State 5:    \left.\begin{array}{l}T_{5}=600^{\circ} C \\s_{5}=s_{6}\end{array}\right\} \quad \begin{aligned}&P_{5}= 4 . 0 M P a \\&h_{5}=3674.9 kJ / kg\end{aligned}

Therefore, steam should be reheated at a pressure of 4 MPa or lower to prevent a moisture content above 10.4 percent.
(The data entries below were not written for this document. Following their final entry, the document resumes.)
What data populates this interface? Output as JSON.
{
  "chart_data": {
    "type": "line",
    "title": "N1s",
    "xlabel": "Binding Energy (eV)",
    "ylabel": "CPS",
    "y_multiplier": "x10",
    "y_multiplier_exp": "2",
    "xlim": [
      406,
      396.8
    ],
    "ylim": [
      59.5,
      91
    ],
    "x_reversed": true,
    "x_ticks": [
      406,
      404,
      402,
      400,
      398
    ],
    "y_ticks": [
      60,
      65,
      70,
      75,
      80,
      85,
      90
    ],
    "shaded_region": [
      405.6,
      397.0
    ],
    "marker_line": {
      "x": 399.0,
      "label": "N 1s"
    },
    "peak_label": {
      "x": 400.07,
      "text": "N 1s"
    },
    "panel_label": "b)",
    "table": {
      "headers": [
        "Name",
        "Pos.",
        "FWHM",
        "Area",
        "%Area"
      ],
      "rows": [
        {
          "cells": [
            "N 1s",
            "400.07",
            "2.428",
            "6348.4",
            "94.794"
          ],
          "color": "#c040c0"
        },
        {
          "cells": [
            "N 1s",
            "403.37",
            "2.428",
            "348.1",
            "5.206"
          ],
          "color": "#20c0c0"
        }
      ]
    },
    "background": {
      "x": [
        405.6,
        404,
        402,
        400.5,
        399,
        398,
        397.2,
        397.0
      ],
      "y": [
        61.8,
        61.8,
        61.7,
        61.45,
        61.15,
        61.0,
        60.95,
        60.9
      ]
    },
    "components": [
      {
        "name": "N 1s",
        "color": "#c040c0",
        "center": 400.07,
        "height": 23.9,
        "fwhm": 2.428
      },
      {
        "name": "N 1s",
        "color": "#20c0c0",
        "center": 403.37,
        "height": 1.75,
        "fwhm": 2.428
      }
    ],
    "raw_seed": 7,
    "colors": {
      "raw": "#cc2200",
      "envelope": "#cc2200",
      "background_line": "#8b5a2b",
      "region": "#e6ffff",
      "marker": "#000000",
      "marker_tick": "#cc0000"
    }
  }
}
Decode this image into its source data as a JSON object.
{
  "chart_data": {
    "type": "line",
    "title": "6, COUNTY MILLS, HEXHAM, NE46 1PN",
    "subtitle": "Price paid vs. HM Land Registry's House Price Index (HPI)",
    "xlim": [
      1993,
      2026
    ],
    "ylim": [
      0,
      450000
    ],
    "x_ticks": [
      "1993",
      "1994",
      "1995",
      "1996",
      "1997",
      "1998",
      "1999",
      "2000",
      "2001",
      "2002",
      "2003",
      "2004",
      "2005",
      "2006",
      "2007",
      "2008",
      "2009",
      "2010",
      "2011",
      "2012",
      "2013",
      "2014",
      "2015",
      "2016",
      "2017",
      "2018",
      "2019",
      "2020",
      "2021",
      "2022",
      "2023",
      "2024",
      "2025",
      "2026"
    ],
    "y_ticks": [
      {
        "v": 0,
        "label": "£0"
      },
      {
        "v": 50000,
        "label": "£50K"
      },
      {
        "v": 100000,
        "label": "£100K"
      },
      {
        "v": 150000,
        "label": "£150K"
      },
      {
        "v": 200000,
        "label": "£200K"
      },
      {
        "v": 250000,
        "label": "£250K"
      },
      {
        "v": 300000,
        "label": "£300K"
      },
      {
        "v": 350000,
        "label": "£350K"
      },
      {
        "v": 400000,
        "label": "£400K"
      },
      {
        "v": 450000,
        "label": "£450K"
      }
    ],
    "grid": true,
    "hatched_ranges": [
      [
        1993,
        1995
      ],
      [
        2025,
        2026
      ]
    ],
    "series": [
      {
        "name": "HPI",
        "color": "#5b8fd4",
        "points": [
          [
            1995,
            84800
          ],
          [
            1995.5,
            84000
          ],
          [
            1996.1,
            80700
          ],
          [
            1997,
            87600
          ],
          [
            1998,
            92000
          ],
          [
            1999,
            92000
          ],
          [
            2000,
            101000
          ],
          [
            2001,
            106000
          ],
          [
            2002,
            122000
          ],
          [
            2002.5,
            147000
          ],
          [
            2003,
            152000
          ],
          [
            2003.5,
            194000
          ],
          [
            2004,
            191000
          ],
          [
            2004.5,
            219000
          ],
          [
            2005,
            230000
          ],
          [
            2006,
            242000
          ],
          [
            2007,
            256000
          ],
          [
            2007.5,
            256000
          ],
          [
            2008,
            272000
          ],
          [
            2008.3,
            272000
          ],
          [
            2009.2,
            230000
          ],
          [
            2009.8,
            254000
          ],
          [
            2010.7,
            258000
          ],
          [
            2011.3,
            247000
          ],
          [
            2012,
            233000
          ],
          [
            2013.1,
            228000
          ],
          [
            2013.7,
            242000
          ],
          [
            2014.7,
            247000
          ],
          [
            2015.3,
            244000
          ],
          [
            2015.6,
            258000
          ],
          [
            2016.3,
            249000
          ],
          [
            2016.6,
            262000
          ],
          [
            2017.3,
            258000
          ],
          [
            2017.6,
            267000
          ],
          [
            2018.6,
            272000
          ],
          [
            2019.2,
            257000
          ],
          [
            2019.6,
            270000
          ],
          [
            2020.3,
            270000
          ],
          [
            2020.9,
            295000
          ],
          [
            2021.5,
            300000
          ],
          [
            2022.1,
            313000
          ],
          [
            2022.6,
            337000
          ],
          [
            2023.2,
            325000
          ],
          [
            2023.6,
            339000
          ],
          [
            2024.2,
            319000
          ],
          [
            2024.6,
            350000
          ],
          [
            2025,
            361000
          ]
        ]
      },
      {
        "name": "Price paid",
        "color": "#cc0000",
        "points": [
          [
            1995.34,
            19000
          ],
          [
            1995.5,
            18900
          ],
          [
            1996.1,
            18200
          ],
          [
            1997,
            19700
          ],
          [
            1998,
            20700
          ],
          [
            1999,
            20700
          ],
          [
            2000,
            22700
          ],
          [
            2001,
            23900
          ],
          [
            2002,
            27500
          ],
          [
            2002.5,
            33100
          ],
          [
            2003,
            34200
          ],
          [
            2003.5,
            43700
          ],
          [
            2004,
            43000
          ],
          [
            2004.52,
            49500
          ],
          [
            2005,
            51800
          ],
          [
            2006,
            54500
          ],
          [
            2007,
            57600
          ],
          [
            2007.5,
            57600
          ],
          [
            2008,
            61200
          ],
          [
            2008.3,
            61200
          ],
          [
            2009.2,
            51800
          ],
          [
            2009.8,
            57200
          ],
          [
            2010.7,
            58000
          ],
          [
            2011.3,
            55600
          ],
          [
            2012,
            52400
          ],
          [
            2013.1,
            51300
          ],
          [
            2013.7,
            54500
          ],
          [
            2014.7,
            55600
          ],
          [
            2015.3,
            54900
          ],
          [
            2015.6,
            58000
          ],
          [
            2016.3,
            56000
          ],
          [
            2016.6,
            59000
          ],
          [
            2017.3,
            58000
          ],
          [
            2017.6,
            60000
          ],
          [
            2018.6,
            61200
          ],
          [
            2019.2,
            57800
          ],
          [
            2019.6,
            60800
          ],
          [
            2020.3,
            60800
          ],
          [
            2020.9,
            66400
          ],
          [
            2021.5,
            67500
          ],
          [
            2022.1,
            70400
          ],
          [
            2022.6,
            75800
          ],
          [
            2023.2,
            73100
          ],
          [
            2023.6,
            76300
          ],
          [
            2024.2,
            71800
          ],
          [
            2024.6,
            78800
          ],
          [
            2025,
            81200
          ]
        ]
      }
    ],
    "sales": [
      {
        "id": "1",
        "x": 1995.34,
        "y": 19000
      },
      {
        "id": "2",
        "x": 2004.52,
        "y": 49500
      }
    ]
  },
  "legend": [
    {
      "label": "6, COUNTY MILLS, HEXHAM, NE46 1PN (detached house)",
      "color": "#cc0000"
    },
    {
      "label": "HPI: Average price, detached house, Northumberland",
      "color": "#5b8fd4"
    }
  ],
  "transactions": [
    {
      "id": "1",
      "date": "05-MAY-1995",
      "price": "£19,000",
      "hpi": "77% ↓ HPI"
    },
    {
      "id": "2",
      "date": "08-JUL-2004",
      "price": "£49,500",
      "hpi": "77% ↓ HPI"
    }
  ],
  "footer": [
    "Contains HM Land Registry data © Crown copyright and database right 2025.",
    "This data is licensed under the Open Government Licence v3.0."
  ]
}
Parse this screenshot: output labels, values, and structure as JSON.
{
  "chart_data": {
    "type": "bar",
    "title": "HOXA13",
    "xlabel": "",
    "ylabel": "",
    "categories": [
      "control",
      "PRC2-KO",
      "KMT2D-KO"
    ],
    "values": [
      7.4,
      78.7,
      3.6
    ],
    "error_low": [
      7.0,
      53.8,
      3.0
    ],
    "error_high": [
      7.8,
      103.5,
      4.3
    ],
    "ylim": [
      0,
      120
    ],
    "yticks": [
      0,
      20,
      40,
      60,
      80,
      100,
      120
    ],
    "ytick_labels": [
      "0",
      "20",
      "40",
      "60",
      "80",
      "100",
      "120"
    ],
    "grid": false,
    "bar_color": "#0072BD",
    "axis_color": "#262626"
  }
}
(b) To determine the thermal efficiency, we need to know the enthalpies at all other states:

State 1:    \left.\begin{array}{l}\begin{array}{l}P_{1}=10 kPa \\\text { Sat. liquid }\end{array}\end{array}\right\} \quad \begin{aligned}&h_{1}=h_{f @ 10 kPa }=191.81 kJ / kg \\&v_{1}=v_{f @ 10 kPa }=0.00101 m ^{3} / kg\end{aligned}

State 2:      \begin{aligned}P_{2}=& 15 MPa \\s_{2}=& s_{1} \\w_{\text {pump,in }}=& v_{1}\left(P_{2}-P_{1}\right)=\left(0.00101 m ^{3} / kg \right) \\& \times[(15,000-10) kPa ]\left(\frac{1 kJ }{1 kPa \cdot m ^{3}}\right) \\=& 15.14 kJ / kg \\h_{2}=& h_{1}+w_{\text {pump,in }}=(191.81+15.14) kJ / kg =206.95 kJ / kg\end{aligned}

State 3:            \left.\begin{array}{l}\begin{array}{l}P_{3}=15 MPa \\T_{3}=600{ }^{\circ} C\end{array}\end{array}\right\} \begin{aligned}&h_{3}=3583.1 kJ / kg \\&s_{3}=6.6796 kJ / kg \cdot K\end{aligned}

State 4:              \left.\begin{array}{l}P_{4}=4 MPa \\s_{4}=s_{3}\end{array}\right\} \begin{aligned}&h_{4}=3155.0 kJ / kg \\&\left(T_{4}=375.5^{\circ} C \right)\end{aligned}

Thus

\begin{aligned}q_{\text {in }} &=\left(h_{3}-h_{2}\right)+\left(h_{5}-h_{4}\right) \\&=(3583.1-206.95) kJ / kg +(3674.9-3155.0) kJ / kg \\&=3896.1 kJ / kg \\q_{\text {out }} &=h_{6}-h_{1}=(2335.1-191.81) kJ / kg \\&=2143.3 kJ / kg\end{aligned}

and

\eta_{\text {th }}=1-\frac{q_{\text {out }}}{q_{\text {in }}}=1-\frac{2143.3 kJ / kg }{3896.1 kJ / kg }=0.450 \text { or } 45.0 \% 

Discussion This problem was solved in Example 10–3c for the same pressure and temperature limits but without the reheat process. A comparison of the two results reveals that reheating reduces the moisture content from 19.6 to 10.4 percent while increasing the thermal efficiency from 43.0 to 45.0 percent.